Elevated plasma levels of plasminogen activator inhibitor‐1 are associated with risk of future incident venous thromboembolism

• Published in: Journal of thrombosis and haemostasis Vol. 20; no. 7; pp. 1618 - 1626
• Main Authors: Frischmuth, Tobias, Hindberg, Kristian, Aukrust, Pål, Ueland, Thor, Brækkan, Sigrid K., Hansen, John‐Bjarne, Morelli, Vânia M.
• Format: Journal Article
• Language: English
• Published: England Elsevier Limited 01.07.2022; Wiley; John Wiley and Sons Inc
• Subjects: Body mass index; deep vein thrombosis; Embolism; Fibrinolysis; Obesity; Original; Plasma levels; plasminogen activator inhibitor 1; Plasminogen activator inhibitors; pulmonary embolism; Pulmonary embolisms; Thromboembolism; THROMBOSIS; venous thromboembolism; fibrinolysis; deep vein thrombosis; pulmonary embolism; venous thromboembolism; obesity; plasminogen activator inhibitor 1
• ISSN: 1538-7933; 1538-7836; 1538-7836
• DOI: 10.1111/jth.15701

Background Plasminogen activator inhibitor‐1 (PAI‐1), the main inhibitor of fibrinolysis, is frequently elevated in obesity and could potentially mediate the risk of venous thromboembolism (VTE) in obese subjects. However, whether PAI‐1 is associated with VTE remains uncertain.

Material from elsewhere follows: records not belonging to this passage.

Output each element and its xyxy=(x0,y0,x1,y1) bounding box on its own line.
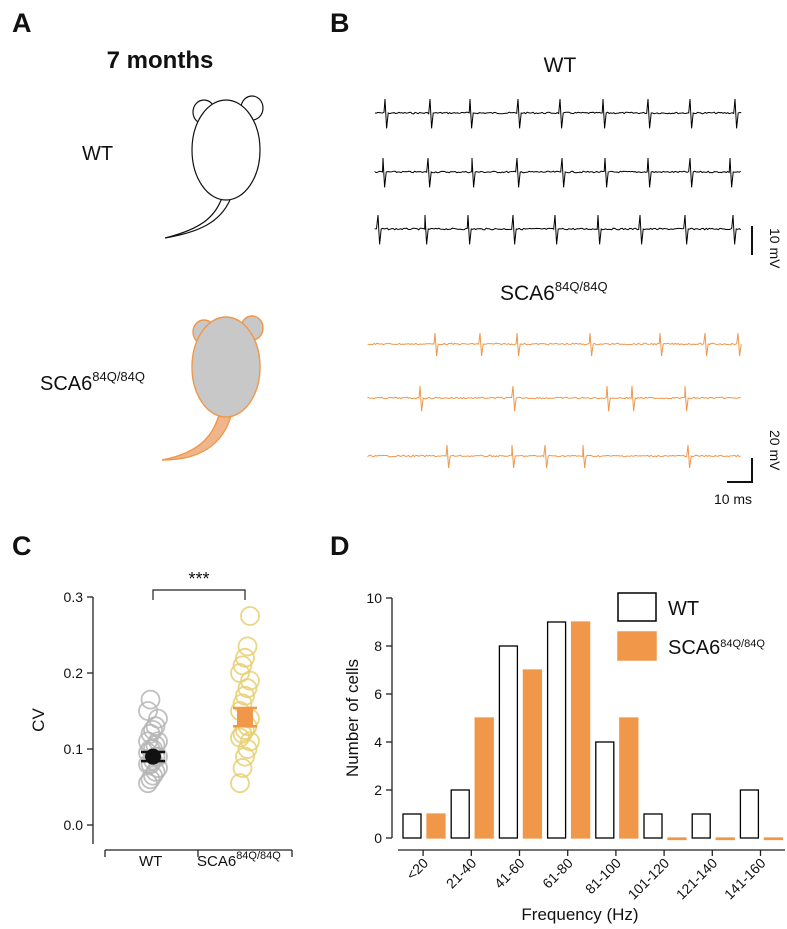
x-tick-label: 121-140 xyxy=(673,855,721,903)
label-superscript: 84Q/84Q xyxy=(236,850,281,862)
panel-label: D xyxy=(330,531,350,561)
scale-label: 20 mV xyxy=(767,430,783,471)
trace-title: SCA684Q/84Q xyxy=(500,279,608,305)
panel-label: B xyxy=(330,8,350,38)
label-superscript: 84Q/84Q xyxy=(720,638,765,650)
bar xyxy=(522,669,543,839)
x-axis-label: Frequency (Hz) xyxy=(521,905,638,924)
panel-title: 7 months xyxy=(107,47,214,74)
label: WT xyxy=(668,598,699,620)
data-point xyxy=(235,685,255,706)
data-point xyxy=(240,731,260,752)
y-tick-label: 2 xyxy=(374,782,382,798)
panel-label: A xyxy=(12,8,32,38)
x-tick-label: 81-100 xyxy=(582,855,624,897)
significance-label: *** xyxy=(188,569,209,589)
y-tick-label: 0 xyxy=(374,830,382,846)
data-point xyxy=(232,655,253,676)
x-tick-label: 141-160 xyxy=(721,855,769,903)
label-base: WT xyxy=(139,853,162,870)
scale-bar xyxy=(727,458,753,483)
voltage-trace xyxy=(374,157,741,188)
mean-marker xyxy=(145,748,161,765)
bar xyxy=(715,837,735,841)
label: SCA684Q/84Q xyxy=(668,637,765,659)
y-tick-label: 0.2 xyxy=(64,665,84,681)
voltage-trace xyxy=(367,444,741,469)
title-superscript: 84Q/84Q xyxy=(555,279,608,294)
y-tick-label: 4 xyxy=(374,734,382,750)
x-tick-label: 41-60 xyxy=(491,855,528,892)
data-point xyxy=(140,689,161,710)
scale-label: 10 ms xyxy=(714,491,752,507)
bar xyxy=(667,837,687,841)
scale-label: 10 mV xyxy=(767,228,783,269)
bar xyxy=(402,813,422,839)
data-point xyxy=(235,746,255,767)
y-tick-label: 0.1 xyxy=(64,741,84,757)
panel-label: C xyxy=(12,531,32,561)
label-superscript: 84Q/84Q xyxy=(92,369,145,384)
x-tick-label: 101-120 xyxy=(625,855,673,903)
data-point xyxy=(235,647,255,668)
data-point xyxy=(138,701,158,721)
label-base: SCA6 xyxy=(40,373,92,395)
bar xyxy=(450,789,470,839)
bar xyxy=(426,813,446,839)
significance-bracket xyxy=(152,589,246,600)
label-base: SCA6 xyxy=(668,637,720,659)
title-base: SCA6 xyxy=(500,282,555,305)
bar xyxy=(619,717,639,839)
sca6-mouse xyxy=(161,315,264,461)
data-point xyxy=(240,606,260,626)
bar xyxy=(643,813,663,839)
bar xyxy=(595,741,615,839)
label-base: SCA6 xyxy=(197,853,236,870)
legend-swatch xyxy=(617,631,657,661)
bar xyxy=(570,621,591,839)
mean-marker xyxy=(237,709,253,726)
label: SCA684Q/84Q xyxy=(197,850,281,870)
data-point xyxy=(148,708,168,729)
y-tick-label: 0.3 xyxy=(64,589,84,605)
data-point xyxy=(232,758,253,778)
y-axis-label: CV xyxy=(29,708,48,732)
legend-swatch xyxy=(617,592,657,622)
data-point xyxy=(237,739,258,759)
traces xyxy=(367,98,742,469)
y-tick-label: 8 xyxy=(374,638,382,654)
wt-label: WT xyxy=(82,143,113,165)
bar xyxy=(763,837,784,841)
data-point xyxy=(143,720,163,740)
data-point xyxy=(230,773,250,794)
bar xyxy=(691,813,711,839)
data-point xyxy=(230,663,250,683)
y-tick-label: 6 xyxy=(374,686,382,702)
x-tick-label: 21-40 xyxy=(443,855,480,892)
label-base: WT xyxy=(668,598,699,620)
sca6-label: SCA684Q/84Q xyxy=(40,369,145,395)
y-axis-label: Number of cells xyxy=(343,659,362,777)
bar xyxy=(498,645,519,839)
x-tick-label: <20 xyxy=(403,855,431,883)
y-tick-label: 0.0 xyxy=(64,817,84,833)
label: WT xyxy=(139,853,162,870)
voltage-trace xyxy=(367,332,742,357)
trace-title: WT xyxy=(544,54,577,77)
bar xyxy=(546,621,567,839)
voltage-trace xyxy=(374,98,742,129)
bar xyxy=(739,789,760,839)
voltage-trace xyxy=(374,214,741,245)
y-tick-label: 10 xyxy=(366,590,382,606)
wt-mouse xyxy=(164,95,264,239)
voltage-trace xyxy=(367,385,741,412)
bar xyxy=(474,717,494,839)
data-point xyxy=(237,636,258,657)
x-tick-label: 61-80 xyxy=(539,855,576,892)
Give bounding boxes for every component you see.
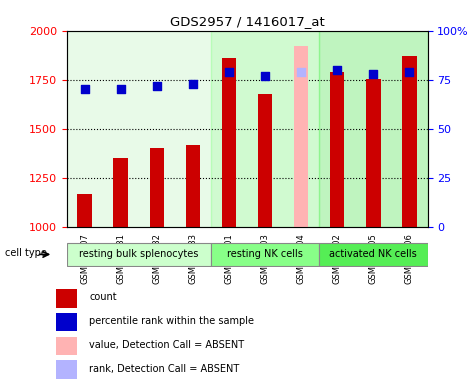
Point	[333, 67, 341, 73]
Bar	[258, 94, 272, 227]
Bar	[366, 79, 380, 227]
Bar	[150, 148, 164, 227]
Text: resting bulk splenocytes: resting bulk splenocytes	[79, 249, 199, 259]
Point	[153, 83, 161, 89]
FancyBboxPatch shape	[66, 243, 211, 266]
Point	[261, 73, 269, 79]
Text: resting NK cells: resting NK cells	[227, 249, 303, 259]
Bar	[319, 31, 428, 227]
Bar	[211, 31, 319, 227]
Point	[225, 69, 233, 75]
Bar	[56, 313, 77, 331]
Bar	[294, 46, 308, 227]
Text: value, Detection Call = ABSENT: value, Detection Call = ABSENT	[89, 340, 245, 350]
Title: GDS2957 / 1416017_at: GDS2957 / 1416017_at	[170, 15, 324, 28]
Bar	[186, 145, 200, 227]
Point	[370, 71, 377, 77]
Point	[297, 69, 305, 75]
Point	[117, 86, 124, 93]
Point	[406, 69, 413, 75]
FancyBboxPatch shape	[319, 243, 428, 266]
Text: count: count	[89, 292, 117, 302]
Bar	[222, 58, 236, 227]
Bar	[330, 72, 344, 227]
Bar	[114, 158, 128, 227]
Text: cell type: cell type	[5, 248, 47, 258]
Point	[81, 86, 88, 93]
Bar	[402, 56, 417, 227]
Bar	[56, 361, 77, 379]
Bar	[56, 289, 77, 308]
Text: activated NK cells: activated NK cells	[330, 249, 417, 259]
Bar	[77, 194, 92, 227]
FancyBboxPatch shape	[211, 243, 319, 266]
Bar	[56, 337, 77, 355]
Text: rank, Detection Call = ABSENT: rank, Detection Call = ABSENT	[89, 364, 239, 374]
Text: percentile rank within the sample: percentile rank within the sample	[89, 316, 254, 326]
Point	[189, 81, 197, 87]
Bar	[66, 31, 211, 227]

Objective To investigate the association between plasma PAI‐1 levels and risk of future incident VTE and whether PAI‐1 could mediate the VTE risk in obesity. Methods A population‐based nested case‐control study, comprising 383 VTE cases and 782 age‐ and sex‐matched controls, was derived from the Tromsø Study cohort. PAI‐1 antigen levels were measured in samples collected at cohort inclusion. Logistic regression was used to calculate odds ratios (ORs) with 95% confidence intervals (CIs) for VTE across PAI‐1 tertiles. Results The VTE risk increased dose‐dependently across PAI‐1 tertiles (P for trend <.001) in the age‐ and sex‐adjusted model. The OR of VTE for the highest versus lowest tertile was 1.73 (95% CI 1.27–2.35), and risk estimates were only slightly attenuated with additional stepwise adjustment for body mass index (BMI; OR 1.59, 95% CI 1.16–2.17) and C‐reactive protein (CRP; OR 1.54, 95% CI 1.13–2.11). Similar results were obtained for provoked/unprovoked events, deep vein thrombosis, and pulmonary embolism. In obese subjects (BMI of ≥30 kg/m2 vs. <25 kg/m2), PAI‐1 mediated 14.9% (95% CI 4.1%‐49.4%) of the VTE risk in analysis adjusted for age, sex, and CRP. Conclusion Our findings indicate that plasma PAI‐1 is associated with increased risk of future incident VTE and has the potential to partially mediate the VTE risk in obesity.